1 cup Diamond Crystal kosher salt = 3/4 cup Morton kosher salt = 1/2 cup table salt (non-iodized preferred). Also, a cup of Diamond Crystal weighs 5 ounces, so if your recipe calls for 1 cup of DC kosher salt, you can safely substitute 5 oz. of any other salt.

Mark Goldstein
05-18-2005, 11:53 AM
According to Cooking.Com, here's the definition:

Kosher salt is a coarse salt that contains no additives. It dissolves quickly and is preferred by many professional chefs for its texture and flavor. It is also known as pickling, rock or coarse salt.

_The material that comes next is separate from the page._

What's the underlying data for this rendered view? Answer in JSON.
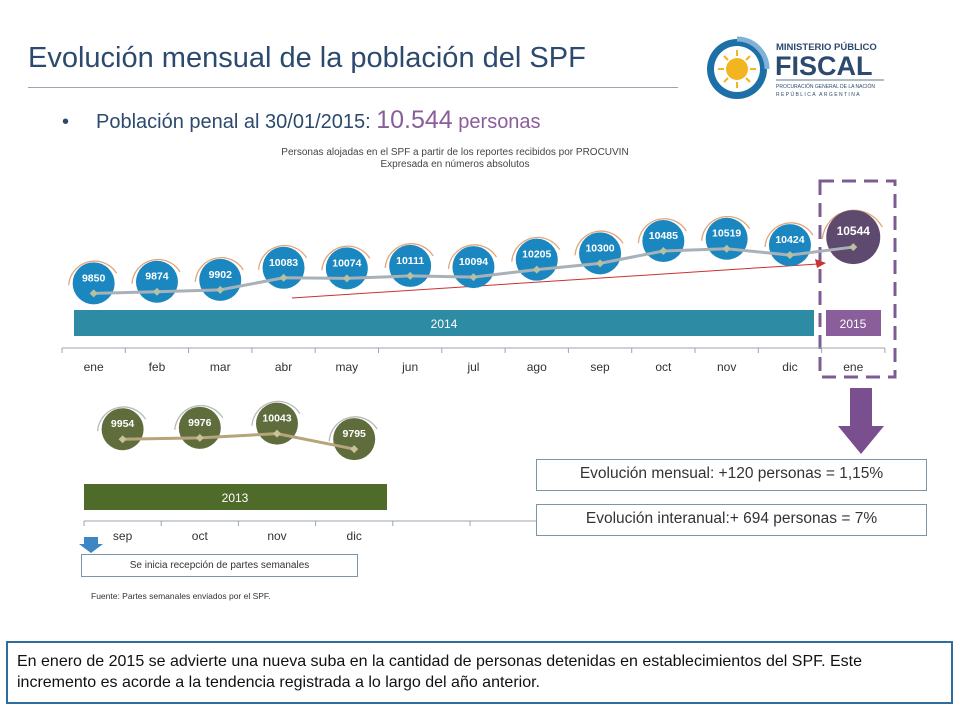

So, it sounds like you can pretty much get away with just about any coarse salt.

andrew_l
05-18-2005, 10:27 PM
Thanks, Doug and mark.

Seems as though there are several difeerences in terminology, but the same ingredients DO exist! I'll go with Maldon Sea salt - light, flaky, pure and excellent flavour. Also - I've seen where they make it, so it feels nice to support a small local industry!

Andrew

K Kruger
05-19-2005, 01:48 AM
I love Maldon.

You can use Maldon in the ratio Doug quotes above for Diamond Crystal, it is nearly the same weight-wise.

Morgan Sziraki
05-23-2005, 07:29 AM
andrew
I have the same problem, can't find it over here, maybe Golder's Green, just never get up there.

05-26-2005, 03:50 PM
sea salt is a good replacement for kosher salt.

Jane Cherry
05-29-2005, 02:20 PM
Maldon is definitely the Rolls Royce of salts. It's $11 a pound.